Currently, data sharing in health care systems in Thailand is experiencing difficulties to exchange and share health care information, there are several challenges such as having fragmented information systems with varying standards and formats, this is leading to interoperability issues to exchange information and lacking of well-defined governance framework and technology, resources and fund to conduct, manage and protect to promote responsible health data sharing.
If I were in charge of a data set in Thailand, I would certainly be thinking about health data sharing in health informatics.
1. This can improve public health in Thailand, sharing healthcare data can help to identify patterns and trends of diseases and the outbreak as well we to enable public health officials to respond more effectively to potential outbreaks and implement preventive measures. For example, data sharing could be contributed and exchanged as one stop service to public health improvement by Thai authorities during the COVID-19 pandemic due to there are too many apps of Covid-19 tracking record that have been developed by Thai authorities (e.g. Mor Chana app, Mor Prom app). Based on my experience, I used to utilize a centralized electronic health record system in Australia during the COVID-19 pandemic, it’s called “My Health Record” app that is easy to connect upon registration (linked personal information from MyGov account) and the app has been implemented to access med history, COVID-19 tests, vaccine management and so on in only one app, more information is available: https://www.digitalhealth.gov.au/.

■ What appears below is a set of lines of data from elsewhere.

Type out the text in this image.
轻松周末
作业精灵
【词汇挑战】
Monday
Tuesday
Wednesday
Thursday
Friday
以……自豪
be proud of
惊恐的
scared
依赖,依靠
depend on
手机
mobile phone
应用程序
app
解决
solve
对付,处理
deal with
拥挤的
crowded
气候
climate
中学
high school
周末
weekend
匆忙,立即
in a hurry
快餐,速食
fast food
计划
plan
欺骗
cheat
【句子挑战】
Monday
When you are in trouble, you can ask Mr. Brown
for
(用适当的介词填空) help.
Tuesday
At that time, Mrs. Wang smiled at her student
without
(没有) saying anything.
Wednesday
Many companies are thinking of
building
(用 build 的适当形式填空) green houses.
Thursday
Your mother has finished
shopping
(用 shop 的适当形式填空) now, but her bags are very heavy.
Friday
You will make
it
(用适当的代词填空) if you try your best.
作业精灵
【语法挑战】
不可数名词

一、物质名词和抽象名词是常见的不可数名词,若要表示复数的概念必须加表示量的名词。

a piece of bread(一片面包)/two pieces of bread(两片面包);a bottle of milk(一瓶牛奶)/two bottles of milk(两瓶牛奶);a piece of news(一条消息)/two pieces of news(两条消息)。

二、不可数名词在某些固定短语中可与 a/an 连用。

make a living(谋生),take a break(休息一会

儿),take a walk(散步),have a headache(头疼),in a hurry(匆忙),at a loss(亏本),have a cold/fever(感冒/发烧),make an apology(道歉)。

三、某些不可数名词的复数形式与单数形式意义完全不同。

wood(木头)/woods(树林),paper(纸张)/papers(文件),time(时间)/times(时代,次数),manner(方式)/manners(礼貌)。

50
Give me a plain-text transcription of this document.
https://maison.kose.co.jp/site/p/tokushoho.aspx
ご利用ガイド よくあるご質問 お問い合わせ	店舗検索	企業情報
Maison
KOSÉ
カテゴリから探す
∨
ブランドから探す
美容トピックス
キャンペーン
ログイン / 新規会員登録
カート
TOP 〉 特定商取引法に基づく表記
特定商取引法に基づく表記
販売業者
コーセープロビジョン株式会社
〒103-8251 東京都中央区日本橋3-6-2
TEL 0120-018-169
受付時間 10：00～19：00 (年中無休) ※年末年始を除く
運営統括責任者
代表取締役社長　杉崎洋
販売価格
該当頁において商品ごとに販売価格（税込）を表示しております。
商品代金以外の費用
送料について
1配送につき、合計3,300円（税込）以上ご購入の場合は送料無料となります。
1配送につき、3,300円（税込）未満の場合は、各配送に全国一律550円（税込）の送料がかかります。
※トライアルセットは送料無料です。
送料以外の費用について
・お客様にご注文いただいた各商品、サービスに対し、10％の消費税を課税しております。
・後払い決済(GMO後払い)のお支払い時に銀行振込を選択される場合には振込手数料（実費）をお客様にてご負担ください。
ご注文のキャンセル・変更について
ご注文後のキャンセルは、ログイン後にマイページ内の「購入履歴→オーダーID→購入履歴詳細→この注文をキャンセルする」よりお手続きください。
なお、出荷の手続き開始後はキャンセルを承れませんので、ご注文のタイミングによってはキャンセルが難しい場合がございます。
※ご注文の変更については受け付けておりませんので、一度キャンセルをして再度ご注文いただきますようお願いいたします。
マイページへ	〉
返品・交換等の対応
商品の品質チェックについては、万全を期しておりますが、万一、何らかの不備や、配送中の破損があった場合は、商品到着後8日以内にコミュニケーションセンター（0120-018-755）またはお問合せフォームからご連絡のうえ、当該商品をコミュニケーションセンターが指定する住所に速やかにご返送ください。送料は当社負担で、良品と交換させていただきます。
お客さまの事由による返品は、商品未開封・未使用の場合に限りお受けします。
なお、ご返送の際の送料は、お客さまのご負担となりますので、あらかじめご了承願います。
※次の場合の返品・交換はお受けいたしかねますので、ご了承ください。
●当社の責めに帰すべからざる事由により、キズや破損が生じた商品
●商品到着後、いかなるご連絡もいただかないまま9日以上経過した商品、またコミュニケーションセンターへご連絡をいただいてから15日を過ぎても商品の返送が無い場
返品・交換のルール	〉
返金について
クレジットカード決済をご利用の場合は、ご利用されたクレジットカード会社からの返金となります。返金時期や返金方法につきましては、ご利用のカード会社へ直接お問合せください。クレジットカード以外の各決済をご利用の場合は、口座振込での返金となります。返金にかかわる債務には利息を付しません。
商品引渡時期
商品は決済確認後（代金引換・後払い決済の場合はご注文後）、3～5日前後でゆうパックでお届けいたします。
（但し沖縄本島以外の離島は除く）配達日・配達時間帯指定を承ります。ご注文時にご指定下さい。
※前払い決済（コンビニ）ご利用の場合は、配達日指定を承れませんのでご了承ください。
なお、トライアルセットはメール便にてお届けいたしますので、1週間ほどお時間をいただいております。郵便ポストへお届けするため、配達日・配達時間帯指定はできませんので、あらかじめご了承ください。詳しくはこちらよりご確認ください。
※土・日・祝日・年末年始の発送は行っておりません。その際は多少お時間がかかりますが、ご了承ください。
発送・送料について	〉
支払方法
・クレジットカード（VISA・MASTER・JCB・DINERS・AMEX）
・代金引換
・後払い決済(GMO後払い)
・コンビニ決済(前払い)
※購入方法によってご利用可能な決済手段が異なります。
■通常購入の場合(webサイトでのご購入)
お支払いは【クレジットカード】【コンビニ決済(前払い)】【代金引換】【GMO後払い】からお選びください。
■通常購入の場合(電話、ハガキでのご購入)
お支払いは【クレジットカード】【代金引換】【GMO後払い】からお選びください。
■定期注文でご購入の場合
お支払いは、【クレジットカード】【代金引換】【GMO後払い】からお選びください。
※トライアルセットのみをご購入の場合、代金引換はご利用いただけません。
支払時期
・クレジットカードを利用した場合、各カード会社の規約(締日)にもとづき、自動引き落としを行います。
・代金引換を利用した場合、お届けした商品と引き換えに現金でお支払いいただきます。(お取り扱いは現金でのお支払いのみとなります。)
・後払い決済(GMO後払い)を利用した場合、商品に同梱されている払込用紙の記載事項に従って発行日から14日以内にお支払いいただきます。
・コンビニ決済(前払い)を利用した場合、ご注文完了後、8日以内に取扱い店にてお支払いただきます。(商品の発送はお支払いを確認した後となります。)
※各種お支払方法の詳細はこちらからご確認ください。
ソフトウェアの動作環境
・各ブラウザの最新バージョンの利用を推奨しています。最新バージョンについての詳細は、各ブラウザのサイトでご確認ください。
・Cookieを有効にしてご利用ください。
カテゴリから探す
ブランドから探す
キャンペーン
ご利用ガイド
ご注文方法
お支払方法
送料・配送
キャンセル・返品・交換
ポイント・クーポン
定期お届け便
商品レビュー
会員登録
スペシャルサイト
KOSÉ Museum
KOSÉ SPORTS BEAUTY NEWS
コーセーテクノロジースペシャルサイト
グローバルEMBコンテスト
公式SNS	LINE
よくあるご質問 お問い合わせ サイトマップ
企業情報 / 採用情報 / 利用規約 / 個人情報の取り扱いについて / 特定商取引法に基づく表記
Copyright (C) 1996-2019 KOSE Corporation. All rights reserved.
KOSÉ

2. Sharing health data can help to collaborate with different healthcare institutions and support stakeholders to work together to exchange resources and find solutions as well as to contribute and implement health care systems in Thailand. This can be smoother referrals and transitions of care between healthcare institutions. For example, if a patient needs to be transferred from a primary care clinic or private med center to a main hospital according to Thailand has a barrier to exchange and transfer, if this can be implemented sharing health data can help to reduce duplicated tests and time to proceed with further interventions.
3. Sharing health data can help supporting research/study, researchers is able to use the data to conduct studies in medical science and health care improvement and to identify new treatment methods or develop innovative solutions to healthcare challenges. For example, researchers can access various resources of health data from different health care institutions (hospitals, clinics, research institutions, and other agencies) to conduct and develop drug trials or treatment improvements.
4. Sharing health data can help health care providers to access quickly and make decisions in the event of emergency such as the pandemic or natural disasters, having health care data is available is crucial to support health care providers to proceed with further steps of resource allocation, and coordination of efforts to mitigate the impact of emergencies on public health.
5. This can improve communication and collaboration between healthcare providers, institutions, and patients. These stakeholders have the ability to access to health information and they can coordinate and work together more effectively. And this can enhance patient centered care and they may feel trustworthy when patients have the ability to access and review their own health information. To build trust and strengthens among stakeholders in health care services.
6. Sharing health data can protect and provide access controls of patient confidentiality that they contains sensitive information about individual medical conditions/treatments and personal information according to data protection laws and regulations in Thailand such as Personal Data Protection Act (PDPA). This can lead to build patient trust and relations between health care providers and patients to coordinate care, make informed decisions and achieve better health outcomes for patients.
Health data sharing in Thailand faces significant challenges, including fragmented information systems, interoperability issues, and a lack of governance, technology, resources, and funding. These obstacles delay the promotion of responsible data sharing practices for improving public health, building collaboration, supporting research, enabling emergency response, enhancing communication, and safeguarding patient confidentiality.